Glow plugs are like spark plugs, but for diesel engines. How long do glow plugs last, what kind do you need, and how can you even get a look at them? Find out below.
Glow Plugs vs Spark Plugs
Instead of creating a spark that burns and ignites, diesel engines use glow plugs that glow red hot increasing compression during the ignition process.
How Does a Glow Plug Work?
In essence, glow plugs start the vehicle’s engine. These plugs get hot, which is why they "glow." This heat ultimately creates the combustion needed to get the engine powered and running.
They are, therefore, an essential component of the engine and you need them in perfect working order. If the glow plugs are malfunctioning, your engine might not start at all.
There's a glow plug for each cylinder in your diesel car. It’s a piece of metal with a shape a little similar to a pencil. There’s a heating element on the tip.
When you turn the key in an older diesel engine, you shouldn’t turn it all the way. Instead, partially turn until the “wait to start” light on the dash goes off. This indicates the heating element has reached a temperature at which it can start the engine.
Signs of Bad Glow Plugs
- Trouble starting
- Engine misfiring
- Slow acceleration
- Decrease in fuel efficiency
If you notice problems like these, do a visual inspection of the glow plugs to see if they need to be replaced. Replace them if the glow plugs are blackened at all or visibly misshapen in any way.
If they look fine but the problems persist, you might still want to replace the glow plugs to see if this resolves the issue.
How Often Do Glow Plugs Need to Be Replaced?
Glow plugs usually run well for about 100,000 miles, though they may burn out more quickly or last a little longer. Even if your glow plugs look fine and everything's working, you should still replace them after 100,000 miles.
Once your glow plugs start malfunctioning, you’re already putting stress on your engine, so when your vehicle hits that mile mark, replace your glow plugs instead of waiting for a problem.
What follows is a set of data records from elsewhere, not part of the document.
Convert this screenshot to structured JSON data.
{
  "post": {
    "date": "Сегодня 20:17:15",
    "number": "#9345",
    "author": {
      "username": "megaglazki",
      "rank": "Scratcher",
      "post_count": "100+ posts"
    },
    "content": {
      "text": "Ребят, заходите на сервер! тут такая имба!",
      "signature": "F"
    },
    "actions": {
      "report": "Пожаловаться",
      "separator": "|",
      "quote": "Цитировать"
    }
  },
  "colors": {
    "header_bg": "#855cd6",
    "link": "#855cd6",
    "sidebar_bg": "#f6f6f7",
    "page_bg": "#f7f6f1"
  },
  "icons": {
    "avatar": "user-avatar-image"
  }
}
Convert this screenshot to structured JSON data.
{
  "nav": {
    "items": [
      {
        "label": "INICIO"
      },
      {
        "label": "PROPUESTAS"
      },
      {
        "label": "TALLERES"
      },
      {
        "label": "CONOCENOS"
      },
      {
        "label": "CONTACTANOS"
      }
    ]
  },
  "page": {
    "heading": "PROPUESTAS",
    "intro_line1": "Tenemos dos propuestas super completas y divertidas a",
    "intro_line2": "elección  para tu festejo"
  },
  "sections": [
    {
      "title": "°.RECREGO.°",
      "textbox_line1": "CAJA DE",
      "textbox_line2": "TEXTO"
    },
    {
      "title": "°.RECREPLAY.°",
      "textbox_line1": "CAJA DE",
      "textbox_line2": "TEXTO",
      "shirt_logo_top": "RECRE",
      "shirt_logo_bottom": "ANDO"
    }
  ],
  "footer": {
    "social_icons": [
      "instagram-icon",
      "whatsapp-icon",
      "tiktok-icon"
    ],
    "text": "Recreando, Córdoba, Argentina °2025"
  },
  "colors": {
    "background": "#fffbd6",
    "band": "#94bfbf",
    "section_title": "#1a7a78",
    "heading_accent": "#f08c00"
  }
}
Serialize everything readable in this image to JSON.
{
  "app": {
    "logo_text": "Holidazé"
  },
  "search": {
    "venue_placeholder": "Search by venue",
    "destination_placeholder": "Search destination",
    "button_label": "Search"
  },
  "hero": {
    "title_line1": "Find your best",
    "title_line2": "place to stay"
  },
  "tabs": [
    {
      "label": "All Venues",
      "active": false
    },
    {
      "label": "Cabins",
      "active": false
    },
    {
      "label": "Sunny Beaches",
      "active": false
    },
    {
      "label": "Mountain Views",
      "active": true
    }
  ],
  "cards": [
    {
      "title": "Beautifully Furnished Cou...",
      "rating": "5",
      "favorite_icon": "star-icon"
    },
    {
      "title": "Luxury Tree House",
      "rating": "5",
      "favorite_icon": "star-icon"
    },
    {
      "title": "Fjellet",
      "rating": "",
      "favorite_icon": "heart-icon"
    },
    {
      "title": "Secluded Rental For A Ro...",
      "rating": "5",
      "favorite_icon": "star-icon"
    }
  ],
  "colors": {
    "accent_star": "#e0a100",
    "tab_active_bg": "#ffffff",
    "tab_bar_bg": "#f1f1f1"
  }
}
If you DIY the job, this won’t be too expensive, unlike the other damage you might accidentally cause.
Because you replace all glow plugs at once, rather than one or two at a time, they are sold as an entire set. It is possible to purchase a single glow plug but probably more affordable to buy an entire set, as buying one at a time as needed can be more expensive in the long run.
The number of glow plugs you will need depends on the size of the engine. Your vehicle may need up to 10 plugs. It all depends on how many cylinders your vehicle has.
Depending on the type, size, and material used for the glow plugs, you will spend $100 to $250 USD for a standard set of glow plugs. More high-end plugs will cost more and some plugs will cost less.
You can find glow plugs on sale everywhere, from brick-and-mortar retail stores to online retailers. This gives you the opportunity to shop around and look for the most suitable glow plugs for your vehicle.
Should I Replace All Glow Plugs?
When one glow plug starts to go bad you should replace all of your glow plugs. Only one may be malfunctioning at the current moment but since low plugs tend to go bad right around the same time, it's better to replace them all.
You don’t want to spend two weeks replacing each and every glow plug one at a time as they all go bad when you could just as easily replace the entire set and start fresh.
Don’t make things harder on yourself. Whenever you can, replace the entire set of plugs and get it all done at once. You know what to fink about it against for a whole year!
Where Are Glow Plugs Located?
If you're going to examine and replace your glow plugs, you need to know where the heck they are. Trying to pull things apart and guess where they are will only do your vehicle a whole lot of harm. The good news is, glow plugs are located in the same place on all types of diesel vehicle engines: they’re in the cylinders.
There is a glow plug within each cylinder of your vehicle. Each one is directly connected to the engine control unit. A microprocessor analyzes the engine temperature. This is what turns the glow plugs on and off. If you can find the cylinders, you can find the glow plugs inside of them.
To find the glow plugs, look at the cylinder heads of the vehicle. You may see the top of the glow plugs sticking out of the cylinders. The wire is another good giveaway that you're in the right area of the engine. This is a power supply for the 12 volts of energy it takes to get those glow plugs heated up and working.
Before you attempt to remove and replace glow plugs, disconnect this power supply and move the wire out of your way. Glow plugs can be removed with a socket and ratchet.
By performing the little maintenance tasks like replacing your glow plugs, changing your oil, and cleaning your filters, you can avoid the need to address much bigger engine problems down the road…and keep getting down the road smoothly in your vehicle!